Schizophrenia-Linked Genes Leave Developing Brains Vulnerable During Complicated Pregnancies
Schizophrenia-Linked Genes Leave Developing Brains Vulnerable During Complicated Pregnancies
Genetics play an important role in shaping an individual’s risk of schizophrenia, but environmental factors—especially those encountered before birth—may be just as important. New research reported May 28 in the journal Nature Medicine reveals how genetic variants that, on their own, increase schizophrenia risk only slightly, can leave a child’s developing brain more vulnerable to stresses during the mother’s pregnancy, under certain environmental circumstances.
The study was led by Scientific Council member Daniel R. Weinberger, M.D., a 2000 and 1990 Distinguished Investigator and 1993 Lieber Prizewinner at Johns Hopkins University. The research team also included Karen Faith Berman, M.D., Scientific Council member, 2014 Distinguished Investigator and a 2000 Independent Investigator; Giuseppe Blasi, M.D., a 2007 Young Investigator; Dan Rujescu, M.D., Ph.D., a 2006 Independent Investigator; and Alessandro Bertolino, M.D., Ph.D., a 2013 Independent Investigator and 1999 Young Investigator.
According to their findings, the placenta is the link between schizophrenia risk genes and these potentially harmful external stresses, which include numerous complications during pregnancy or delivery such as preeclampsia, emergency C-sections, or placental blockage of the birth canal. Many of the genes that have been linked to schizophrenia are active in the placenta and become even more active when these complications arise, the researchers found.
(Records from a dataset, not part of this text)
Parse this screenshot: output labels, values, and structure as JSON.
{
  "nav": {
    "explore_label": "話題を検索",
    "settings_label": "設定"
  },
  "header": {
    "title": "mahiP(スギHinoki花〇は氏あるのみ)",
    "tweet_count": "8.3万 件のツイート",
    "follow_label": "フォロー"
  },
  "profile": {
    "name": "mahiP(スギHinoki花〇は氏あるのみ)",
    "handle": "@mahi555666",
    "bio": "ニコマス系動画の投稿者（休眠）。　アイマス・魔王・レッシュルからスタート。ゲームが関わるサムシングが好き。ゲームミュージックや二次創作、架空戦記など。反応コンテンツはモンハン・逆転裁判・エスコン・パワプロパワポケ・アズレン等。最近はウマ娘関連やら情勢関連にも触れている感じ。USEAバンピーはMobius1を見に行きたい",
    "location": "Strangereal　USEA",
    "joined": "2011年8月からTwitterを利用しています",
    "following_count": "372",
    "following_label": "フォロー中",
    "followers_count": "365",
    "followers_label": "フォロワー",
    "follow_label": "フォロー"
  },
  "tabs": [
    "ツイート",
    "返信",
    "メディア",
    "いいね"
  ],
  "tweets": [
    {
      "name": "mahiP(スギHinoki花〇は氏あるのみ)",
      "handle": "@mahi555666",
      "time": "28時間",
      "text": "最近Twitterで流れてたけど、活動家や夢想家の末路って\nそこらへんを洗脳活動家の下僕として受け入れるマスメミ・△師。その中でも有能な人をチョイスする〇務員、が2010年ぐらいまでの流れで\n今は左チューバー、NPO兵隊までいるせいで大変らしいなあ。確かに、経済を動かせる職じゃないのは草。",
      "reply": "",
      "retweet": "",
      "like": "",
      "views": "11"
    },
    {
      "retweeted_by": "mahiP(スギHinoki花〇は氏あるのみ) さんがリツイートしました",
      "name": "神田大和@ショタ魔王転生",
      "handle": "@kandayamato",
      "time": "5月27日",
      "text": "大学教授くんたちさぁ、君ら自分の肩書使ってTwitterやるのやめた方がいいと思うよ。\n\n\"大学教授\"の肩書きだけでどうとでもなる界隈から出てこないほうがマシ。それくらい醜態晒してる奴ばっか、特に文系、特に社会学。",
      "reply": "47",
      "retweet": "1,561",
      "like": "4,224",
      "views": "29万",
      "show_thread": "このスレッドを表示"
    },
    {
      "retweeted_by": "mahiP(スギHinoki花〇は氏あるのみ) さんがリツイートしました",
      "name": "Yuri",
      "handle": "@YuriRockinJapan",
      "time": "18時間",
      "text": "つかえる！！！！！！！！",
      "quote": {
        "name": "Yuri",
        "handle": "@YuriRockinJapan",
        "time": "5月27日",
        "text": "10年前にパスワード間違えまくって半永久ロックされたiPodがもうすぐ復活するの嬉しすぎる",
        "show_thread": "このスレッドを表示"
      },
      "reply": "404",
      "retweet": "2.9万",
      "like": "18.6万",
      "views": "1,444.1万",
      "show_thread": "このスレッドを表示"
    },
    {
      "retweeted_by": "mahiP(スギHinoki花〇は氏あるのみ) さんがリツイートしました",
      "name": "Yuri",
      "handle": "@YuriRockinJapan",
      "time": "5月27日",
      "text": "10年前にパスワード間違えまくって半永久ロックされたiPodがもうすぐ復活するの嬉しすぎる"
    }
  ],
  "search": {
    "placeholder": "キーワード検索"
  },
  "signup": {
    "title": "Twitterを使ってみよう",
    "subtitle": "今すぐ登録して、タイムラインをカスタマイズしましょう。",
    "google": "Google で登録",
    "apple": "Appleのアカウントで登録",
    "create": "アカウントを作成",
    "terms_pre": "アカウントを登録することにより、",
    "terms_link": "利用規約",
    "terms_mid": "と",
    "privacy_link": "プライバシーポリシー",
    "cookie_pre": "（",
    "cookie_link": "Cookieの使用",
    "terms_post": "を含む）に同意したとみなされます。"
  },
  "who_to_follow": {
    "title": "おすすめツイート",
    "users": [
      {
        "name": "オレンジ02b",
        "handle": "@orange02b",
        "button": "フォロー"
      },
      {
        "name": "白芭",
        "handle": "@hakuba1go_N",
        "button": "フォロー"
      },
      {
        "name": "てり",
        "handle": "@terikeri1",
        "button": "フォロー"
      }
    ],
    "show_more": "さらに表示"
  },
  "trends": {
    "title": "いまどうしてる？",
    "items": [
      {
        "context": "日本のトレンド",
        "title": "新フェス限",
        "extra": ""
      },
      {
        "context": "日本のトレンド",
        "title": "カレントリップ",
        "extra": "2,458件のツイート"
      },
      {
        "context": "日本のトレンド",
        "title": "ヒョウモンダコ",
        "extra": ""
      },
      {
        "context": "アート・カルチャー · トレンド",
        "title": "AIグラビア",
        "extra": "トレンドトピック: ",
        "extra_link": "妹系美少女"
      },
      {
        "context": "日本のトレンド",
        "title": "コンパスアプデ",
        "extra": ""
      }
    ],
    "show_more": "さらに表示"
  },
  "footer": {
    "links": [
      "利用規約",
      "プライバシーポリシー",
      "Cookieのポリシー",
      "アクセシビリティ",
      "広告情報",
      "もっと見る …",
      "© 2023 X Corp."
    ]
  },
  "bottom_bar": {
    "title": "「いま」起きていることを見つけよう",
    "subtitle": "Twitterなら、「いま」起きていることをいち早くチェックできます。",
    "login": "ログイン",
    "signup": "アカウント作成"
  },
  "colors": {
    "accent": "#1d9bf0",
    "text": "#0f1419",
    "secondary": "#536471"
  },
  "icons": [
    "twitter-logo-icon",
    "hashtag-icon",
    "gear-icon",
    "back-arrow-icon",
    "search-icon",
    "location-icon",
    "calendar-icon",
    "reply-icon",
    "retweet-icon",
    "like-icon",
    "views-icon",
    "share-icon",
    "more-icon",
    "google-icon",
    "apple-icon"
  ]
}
To date, more than 300 genes have been linked to schizophrenia. But in an analysis that included nearly 3,000 individuals, including 2,038 with schizophrenia, Dr. Weinberger’s team found that the illness is uncommon even among people who carry the greatest numbers of schizophrenia-associated genetic variants—unless their mothers had experienced serious complications during pregnancy. Early-life complications amplify a person’s inherited risk for schizophrenia more than 10-fold, they found. The team noted that expression of the schizophrenia risk genes in the placenta was much greater when the gestating fetus was male as opposed to female.
Recognizing this interplay between genetic factors and early-life complications will help researchers better predict who is most likely to develop schizophrenia, the researchers say, and may help explain the greater incidence of schizophrenia in males. It also suggests that managing placental health might reduce the risk of psychiatric illness later in life.